Investing.com -- The headline reading of the Federal Reserve's preferred inflation gauge accelerated by less than expected on a monthly basis in August, while the underlying metric unexpectedly slowed compared to July, in a sign of potentially cooling price gains in the U.S. that could give the central bank less headroom to raise interest rates again this year.
According to data from the Commerce Department's Bureau of Economic Analysis, the latest personal consumption expenditures (PCE) price index sped up to 0.4% from 0.2% in July on a monthly basis, just below economists' estimates for an increase of 0.5%. Year-on-year, it jumped to 3.5% from an upwardly revised mark of 3.4%, in line with forecasts.

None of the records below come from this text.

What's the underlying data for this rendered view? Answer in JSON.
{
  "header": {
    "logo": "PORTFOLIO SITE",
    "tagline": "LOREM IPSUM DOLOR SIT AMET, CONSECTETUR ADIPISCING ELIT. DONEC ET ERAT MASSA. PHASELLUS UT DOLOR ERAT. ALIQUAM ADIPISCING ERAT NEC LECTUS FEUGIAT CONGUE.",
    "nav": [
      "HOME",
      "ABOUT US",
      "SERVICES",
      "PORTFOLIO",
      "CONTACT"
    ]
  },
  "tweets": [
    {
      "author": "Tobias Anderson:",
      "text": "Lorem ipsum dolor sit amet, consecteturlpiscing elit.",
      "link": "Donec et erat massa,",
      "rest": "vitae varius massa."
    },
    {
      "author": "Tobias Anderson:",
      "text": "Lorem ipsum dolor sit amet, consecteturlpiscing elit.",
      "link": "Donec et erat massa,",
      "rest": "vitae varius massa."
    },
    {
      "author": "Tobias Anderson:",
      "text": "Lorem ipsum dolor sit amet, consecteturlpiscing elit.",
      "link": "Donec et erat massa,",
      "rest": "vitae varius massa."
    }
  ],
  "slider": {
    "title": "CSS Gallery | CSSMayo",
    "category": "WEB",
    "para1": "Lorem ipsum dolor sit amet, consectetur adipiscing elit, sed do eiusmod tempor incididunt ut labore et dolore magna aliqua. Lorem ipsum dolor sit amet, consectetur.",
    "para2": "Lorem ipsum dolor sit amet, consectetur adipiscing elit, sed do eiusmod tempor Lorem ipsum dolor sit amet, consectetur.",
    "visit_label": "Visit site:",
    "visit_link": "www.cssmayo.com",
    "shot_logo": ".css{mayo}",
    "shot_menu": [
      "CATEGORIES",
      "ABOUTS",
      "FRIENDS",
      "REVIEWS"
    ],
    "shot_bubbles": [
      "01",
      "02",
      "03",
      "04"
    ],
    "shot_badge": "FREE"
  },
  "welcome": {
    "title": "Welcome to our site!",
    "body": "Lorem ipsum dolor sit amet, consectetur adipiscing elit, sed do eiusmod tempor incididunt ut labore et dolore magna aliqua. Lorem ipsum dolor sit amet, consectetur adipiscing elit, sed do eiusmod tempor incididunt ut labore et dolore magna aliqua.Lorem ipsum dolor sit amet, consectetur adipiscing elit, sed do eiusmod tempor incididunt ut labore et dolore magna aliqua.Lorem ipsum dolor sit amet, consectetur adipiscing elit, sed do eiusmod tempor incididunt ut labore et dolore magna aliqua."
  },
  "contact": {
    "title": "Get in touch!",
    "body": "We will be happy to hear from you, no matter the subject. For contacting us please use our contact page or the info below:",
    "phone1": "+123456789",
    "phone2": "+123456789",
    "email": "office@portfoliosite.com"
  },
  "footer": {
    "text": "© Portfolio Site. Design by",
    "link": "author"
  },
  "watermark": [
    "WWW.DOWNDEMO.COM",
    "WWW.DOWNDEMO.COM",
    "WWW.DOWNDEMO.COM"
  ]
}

The pace of the so-called "core" index, which strips out items like food and energy, dipped to 0.1% month-on-month, surprising projections that the number would remain unchanged at 0.2%. Annually, it decelerated to 3.9% from an upwardly revised level of 4.3%, meeting expectations.
Fed officials held rates at a range of 5.25% to 5.50% last week, but flagged that further hikes may be required at their November or December meetings to help cool inflation. They also indicated that policy could need to stay at these elevated levels for a longer than anticipated period of time, a prospect that has weighed on stocks and sent bond yields soaring this week.
The softer-than-anticipated PCE release has fueled hopes that the Fed may ultimately choose to pause any tightening for now, supporting U.S. stock index futures on Friday heading into the last day of September trading.